Filling home stands is the one way the fans are part of the game and not just its source of revenue.
It’s called home-field advantage for a reason, and it’s backed up by the numbers. Toby Moskowitz and Jon Wertheim, in their book Scorecasting, quantified just how big the home edge is in every pro and college sport. In Major League Soccer, the home team wins a whopping 69 percent of the time. In the NFL, it’s 57 percent.
And it is higher in Kansas City. Even counting their dreadful seasons of 2012, and 2009, and 2008, and 2007, the Chiefs have won about two-thirds of their home games since 1990, fifth-best in the league.

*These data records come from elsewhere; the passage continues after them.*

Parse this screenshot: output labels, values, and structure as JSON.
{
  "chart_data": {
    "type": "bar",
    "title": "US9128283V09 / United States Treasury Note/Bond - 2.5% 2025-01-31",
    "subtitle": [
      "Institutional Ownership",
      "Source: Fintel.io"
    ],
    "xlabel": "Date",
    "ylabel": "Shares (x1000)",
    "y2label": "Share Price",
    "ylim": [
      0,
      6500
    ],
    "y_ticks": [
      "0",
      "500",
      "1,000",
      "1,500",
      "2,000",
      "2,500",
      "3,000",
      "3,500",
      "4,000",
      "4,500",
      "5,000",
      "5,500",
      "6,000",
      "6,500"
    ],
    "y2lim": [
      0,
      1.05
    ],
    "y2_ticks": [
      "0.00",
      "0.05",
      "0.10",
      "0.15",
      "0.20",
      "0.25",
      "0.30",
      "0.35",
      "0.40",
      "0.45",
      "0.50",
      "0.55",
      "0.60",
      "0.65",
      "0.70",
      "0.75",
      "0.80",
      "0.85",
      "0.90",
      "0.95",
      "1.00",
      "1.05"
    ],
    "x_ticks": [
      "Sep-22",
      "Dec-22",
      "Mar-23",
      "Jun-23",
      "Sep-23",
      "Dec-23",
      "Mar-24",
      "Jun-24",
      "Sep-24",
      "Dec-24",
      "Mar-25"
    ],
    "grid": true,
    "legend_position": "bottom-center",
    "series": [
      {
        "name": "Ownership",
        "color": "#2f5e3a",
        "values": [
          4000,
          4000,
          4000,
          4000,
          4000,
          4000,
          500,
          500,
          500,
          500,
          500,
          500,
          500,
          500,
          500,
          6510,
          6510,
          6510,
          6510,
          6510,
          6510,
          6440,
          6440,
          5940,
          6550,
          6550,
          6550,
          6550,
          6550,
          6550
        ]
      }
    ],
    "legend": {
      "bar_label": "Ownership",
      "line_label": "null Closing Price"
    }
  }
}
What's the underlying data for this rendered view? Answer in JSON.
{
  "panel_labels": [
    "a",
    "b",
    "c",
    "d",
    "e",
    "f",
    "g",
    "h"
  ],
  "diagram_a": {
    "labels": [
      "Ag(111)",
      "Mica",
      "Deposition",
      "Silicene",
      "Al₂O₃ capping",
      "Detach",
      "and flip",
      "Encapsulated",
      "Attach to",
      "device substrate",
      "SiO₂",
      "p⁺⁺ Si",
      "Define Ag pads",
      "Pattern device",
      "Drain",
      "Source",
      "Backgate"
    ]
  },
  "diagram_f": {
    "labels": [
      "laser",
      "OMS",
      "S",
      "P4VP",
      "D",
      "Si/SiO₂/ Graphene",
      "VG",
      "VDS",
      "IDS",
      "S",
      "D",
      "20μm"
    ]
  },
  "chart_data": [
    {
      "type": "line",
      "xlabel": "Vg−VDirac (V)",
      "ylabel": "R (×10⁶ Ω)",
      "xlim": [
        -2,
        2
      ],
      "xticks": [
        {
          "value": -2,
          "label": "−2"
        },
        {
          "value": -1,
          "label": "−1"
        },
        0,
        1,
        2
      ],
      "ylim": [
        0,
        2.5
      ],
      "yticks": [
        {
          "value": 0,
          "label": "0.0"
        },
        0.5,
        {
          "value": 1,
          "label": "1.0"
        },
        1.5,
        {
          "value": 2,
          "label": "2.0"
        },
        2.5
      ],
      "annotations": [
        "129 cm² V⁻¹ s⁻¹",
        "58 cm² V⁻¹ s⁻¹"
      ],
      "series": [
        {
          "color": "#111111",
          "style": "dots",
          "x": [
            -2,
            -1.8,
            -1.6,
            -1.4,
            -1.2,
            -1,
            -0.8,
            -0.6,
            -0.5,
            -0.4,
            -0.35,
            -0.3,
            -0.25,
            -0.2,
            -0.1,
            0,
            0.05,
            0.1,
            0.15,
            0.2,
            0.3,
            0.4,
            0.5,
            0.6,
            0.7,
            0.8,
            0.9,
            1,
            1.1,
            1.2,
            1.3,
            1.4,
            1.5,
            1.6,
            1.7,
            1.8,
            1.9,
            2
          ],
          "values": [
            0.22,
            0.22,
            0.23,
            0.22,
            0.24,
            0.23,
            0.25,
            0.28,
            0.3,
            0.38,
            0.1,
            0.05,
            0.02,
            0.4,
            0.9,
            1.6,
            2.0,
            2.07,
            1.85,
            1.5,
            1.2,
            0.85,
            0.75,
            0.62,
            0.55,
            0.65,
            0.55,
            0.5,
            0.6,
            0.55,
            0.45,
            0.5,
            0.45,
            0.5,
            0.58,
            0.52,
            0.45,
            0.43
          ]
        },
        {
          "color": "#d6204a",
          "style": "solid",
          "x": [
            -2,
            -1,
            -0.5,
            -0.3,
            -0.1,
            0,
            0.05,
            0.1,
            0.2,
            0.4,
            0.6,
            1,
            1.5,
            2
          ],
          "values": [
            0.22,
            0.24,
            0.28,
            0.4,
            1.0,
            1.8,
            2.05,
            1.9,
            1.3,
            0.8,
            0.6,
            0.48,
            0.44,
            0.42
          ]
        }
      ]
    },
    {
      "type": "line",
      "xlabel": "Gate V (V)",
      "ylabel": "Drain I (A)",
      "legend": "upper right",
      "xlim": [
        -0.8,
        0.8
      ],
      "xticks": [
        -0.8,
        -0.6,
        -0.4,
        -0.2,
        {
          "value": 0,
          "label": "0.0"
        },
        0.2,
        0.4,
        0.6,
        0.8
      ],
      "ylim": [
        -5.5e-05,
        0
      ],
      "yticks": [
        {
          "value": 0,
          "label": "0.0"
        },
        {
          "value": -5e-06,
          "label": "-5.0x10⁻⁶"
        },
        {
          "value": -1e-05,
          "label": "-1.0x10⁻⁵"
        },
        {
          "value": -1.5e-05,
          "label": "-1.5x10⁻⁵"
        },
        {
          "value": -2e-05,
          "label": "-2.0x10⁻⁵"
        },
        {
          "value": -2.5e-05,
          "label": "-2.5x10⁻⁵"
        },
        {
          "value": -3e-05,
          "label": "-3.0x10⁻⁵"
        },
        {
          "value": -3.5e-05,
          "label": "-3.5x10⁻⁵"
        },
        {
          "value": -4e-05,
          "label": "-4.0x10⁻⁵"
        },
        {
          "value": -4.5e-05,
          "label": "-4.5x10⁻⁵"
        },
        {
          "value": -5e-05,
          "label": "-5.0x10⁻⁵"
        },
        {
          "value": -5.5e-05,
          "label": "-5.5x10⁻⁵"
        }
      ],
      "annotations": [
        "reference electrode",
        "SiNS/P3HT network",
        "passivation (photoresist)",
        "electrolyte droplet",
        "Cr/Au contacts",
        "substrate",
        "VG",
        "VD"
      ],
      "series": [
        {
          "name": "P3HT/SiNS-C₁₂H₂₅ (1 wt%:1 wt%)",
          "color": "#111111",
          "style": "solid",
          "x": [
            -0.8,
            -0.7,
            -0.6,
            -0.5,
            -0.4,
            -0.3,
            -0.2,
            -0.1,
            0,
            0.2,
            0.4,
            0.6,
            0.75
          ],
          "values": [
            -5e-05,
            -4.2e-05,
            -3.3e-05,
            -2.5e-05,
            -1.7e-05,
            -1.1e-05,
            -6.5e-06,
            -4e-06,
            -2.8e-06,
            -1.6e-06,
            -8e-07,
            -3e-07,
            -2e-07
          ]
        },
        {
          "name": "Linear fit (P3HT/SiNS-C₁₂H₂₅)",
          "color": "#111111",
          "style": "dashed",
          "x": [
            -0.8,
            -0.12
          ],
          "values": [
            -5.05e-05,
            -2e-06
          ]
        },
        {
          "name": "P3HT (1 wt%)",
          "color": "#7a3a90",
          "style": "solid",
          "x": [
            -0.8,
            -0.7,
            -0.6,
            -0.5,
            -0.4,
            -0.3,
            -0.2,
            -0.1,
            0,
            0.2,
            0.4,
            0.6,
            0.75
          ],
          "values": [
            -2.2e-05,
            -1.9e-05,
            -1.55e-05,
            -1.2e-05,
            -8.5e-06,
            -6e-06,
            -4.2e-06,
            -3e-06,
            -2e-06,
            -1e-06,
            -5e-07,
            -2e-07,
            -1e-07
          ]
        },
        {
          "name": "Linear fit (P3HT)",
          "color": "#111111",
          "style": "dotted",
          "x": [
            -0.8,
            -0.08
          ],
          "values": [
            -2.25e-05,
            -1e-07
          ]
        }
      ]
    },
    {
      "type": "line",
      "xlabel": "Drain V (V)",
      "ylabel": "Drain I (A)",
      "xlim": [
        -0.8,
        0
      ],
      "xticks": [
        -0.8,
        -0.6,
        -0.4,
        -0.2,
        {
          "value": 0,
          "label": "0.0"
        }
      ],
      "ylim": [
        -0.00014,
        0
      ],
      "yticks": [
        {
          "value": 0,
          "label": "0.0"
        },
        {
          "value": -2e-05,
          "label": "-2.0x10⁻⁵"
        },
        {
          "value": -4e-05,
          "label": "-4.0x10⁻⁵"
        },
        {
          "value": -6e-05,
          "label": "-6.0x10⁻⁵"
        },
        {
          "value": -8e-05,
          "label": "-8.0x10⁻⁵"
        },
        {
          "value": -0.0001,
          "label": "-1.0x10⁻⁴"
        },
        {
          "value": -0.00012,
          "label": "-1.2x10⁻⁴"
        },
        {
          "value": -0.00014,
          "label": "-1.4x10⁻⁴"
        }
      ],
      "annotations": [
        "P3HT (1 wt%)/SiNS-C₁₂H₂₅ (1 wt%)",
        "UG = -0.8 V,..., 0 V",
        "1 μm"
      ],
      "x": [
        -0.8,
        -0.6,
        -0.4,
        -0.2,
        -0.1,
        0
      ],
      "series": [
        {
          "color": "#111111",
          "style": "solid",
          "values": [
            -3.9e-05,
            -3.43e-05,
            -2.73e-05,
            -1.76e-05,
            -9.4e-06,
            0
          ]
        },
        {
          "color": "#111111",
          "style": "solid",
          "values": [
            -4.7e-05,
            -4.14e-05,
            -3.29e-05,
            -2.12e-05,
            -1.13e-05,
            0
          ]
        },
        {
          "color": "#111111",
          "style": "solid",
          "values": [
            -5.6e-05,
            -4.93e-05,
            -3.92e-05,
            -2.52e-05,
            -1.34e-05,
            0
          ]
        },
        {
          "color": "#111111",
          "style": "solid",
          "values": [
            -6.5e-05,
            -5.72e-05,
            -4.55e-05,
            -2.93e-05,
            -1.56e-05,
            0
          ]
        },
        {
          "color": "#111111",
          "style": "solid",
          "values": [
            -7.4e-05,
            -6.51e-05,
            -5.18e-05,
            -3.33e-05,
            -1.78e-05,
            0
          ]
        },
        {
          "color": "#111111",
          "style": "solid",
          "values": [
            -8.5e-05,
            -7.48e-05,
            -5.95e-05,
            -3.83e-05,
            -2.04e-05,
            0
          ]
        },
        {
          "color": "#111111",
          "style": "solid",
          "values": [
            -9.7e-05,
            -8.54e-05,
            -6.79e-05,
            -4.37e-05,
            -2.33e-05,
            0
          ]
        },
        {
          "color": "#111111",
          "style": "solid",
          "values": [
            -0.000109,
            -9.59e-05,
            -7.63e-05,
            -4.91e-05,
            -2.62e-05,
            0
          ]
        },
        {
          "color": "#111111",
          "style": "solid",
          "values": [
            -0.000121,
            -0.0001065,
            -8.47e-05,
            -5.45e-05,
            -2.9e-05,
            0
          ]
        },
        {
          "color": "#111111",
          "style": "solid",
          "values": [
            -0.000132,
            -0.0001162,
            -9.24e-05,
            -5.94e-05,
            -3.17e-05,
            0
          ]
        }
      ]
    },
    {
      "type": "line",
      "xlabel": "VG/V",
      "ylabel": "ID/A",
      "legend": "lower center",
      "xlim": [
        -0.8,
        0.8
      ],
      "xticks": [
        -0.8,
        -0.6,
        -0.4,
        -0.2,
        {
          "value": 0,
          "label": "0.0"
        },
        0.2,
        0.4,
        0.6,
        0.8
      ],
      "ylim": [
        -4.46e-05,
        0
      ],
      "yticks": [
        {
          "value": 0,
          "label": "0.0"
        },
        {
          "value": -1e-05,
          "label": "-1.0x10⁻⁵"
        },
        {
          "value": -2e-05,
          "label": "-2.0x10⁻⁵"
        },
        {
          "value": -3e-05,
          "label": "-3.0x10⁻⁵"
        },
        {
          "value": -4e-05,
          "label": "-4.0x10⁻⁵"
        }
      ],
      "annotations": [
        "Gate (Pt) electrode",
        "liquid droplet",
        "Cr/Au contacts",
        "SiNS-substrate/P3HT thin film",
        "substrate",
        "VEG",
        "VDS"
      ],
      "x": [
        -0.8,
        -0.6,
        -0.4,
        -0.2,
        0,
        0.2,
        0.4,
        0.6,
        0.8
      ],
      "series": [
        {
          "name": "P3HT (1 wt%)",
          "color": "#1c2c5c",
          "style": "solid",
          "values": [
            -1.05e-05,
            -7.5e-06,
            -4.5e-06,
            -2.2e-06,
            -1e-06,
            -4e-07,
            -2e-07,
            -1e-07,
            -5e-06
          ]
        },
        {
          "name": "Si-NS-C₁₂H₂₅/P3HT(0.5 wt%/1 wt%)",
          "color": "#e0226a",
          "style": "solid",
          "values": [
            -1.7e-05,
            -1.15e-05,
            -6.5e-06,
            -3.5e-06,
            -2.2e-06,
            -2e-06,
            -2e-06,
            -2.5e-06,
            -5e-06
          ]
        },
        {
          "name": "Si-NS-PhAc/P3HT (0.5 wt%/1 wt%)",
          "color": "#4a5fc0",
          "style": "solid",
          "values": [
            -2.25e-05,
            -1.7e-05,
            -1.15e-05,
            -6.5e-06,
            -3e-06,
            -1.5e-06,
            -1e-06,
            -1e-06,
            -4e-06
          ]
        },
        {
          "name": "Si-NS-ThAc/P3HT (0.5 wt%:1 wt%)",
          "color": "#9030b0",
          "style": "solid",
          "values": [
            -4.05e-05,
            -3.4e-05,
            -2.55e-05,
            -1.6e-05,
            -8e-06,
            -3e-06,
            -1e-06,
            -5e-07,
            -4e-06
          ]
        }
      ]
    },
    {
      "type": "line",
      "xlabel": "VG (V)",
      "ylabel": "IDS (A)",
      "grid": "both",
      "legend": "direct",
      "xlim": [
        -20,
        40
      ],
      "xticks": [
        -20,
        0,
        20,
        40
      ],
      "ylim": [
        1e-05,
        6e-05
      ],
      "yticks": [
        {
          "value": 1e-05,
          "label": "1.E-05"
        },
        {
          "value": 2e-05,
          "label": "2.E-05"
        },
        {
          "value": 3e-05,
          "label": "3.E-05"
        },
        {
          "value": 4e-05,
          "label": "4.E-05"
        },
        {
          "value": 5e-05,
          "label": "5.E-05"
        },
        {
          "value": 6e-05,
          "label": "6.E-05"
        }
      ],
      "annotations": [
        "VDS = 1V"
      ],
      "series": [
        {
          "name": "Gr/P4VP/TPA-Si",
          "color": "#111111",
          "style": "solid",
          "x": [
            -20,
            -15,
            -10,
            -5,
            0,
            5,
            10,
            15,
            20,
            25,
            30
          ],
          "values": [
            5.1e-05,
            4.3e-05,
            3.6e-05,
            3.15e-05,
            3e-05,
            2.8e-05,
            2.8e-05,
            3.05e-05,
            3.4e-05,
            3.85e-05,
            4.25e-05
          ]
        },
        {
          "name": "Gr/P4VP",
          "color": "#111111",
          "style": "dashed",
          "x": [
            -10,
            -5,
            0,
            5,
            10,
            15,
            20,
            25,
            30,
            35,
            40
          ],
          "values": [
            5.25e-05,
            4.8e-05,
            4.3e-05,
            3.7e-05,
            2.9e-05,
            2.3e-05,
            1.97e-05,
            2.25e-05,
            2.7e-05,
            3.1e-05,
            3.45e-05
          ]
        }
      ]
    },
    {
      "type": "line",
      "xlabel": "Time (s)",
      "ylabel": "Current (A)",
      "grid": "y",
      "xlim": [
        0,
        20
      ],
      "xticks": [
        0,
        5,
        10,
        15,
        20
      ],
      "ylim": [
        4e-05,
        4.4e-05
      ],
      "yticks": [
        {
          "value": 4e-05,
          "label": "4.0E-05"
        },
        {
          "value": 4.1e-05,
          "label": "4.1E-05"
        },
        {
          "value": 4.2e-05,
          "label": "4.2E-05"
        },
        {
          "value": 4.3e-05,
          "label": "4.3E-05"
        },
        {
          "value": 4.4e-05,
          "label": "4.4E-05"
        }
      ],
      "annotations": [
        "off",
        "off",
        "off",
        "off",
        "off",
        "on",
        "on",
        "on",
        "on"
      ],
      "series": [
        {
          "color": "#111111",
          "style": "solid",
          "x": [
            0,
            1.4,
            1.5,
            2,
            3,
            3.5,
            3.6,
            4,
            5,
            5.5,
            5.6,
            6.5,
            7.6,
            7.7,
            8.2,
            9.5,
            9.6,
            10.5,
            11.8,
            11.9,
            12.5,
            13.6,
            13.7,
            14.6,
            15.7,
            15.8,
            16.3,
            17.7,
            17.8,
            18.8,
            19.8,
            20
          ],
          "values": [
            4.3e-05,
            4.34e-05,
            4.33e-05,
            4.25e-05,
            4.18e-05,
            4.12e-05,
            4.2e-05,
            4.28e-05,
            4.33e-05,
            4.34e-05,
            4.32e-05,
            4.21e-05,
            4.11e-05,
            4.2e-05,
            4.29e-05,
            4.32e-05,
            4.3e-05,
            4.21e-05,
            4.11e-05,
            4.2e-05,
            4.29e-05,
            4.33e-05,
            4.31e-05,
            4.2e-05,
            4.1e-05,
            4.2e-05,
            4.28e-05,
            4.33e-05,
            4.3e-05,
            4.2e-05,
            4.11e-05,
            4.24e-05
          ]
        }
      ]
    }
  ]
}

That’s why the Chief’s first season loss at home on Sunday felt like such a desecration. It wasn’t supposed to happen—certainly not the way it did, in a shoot-out. Sure, the offense looked alive, but injuries felled the team’s—and the league’s—two top pass rushers. And without TambaHali and Justin Houston, we have a problem. The combined 79 points were about twice as many as had been scored in any other contest at Arrowhead this season. It was a violation of the sacred acre this team had spent so many weeks re-consecrating. All 137.5 decibels of the loudest outdoor stadium in the world were, ultimately, silenced. In short, this wasn't the home we know.
It’s enough to make you downright sentimental.
But whoever said, “you can never go home again,” hasn’t checked the NFL schedule. As millions hit the road, the Chiefs, like Sporting KC, get to stay home for the holidays and for their biggest challenge yet. The Denver Broncos, probably a bit homesick after their turkey of a game at New England, are coming to our place for Thanksgiving weekend. And a win this Sunday, the fourth day of Hanukkah, will, for now, make everything kosher again. The Chiefs can still reclaim first place and take a step toward the playoffs and that all-important home-field advantage.
It won’t be easy, especially short-handed. But for sports fans, there’s no impulse like hope. And there’s no place like home.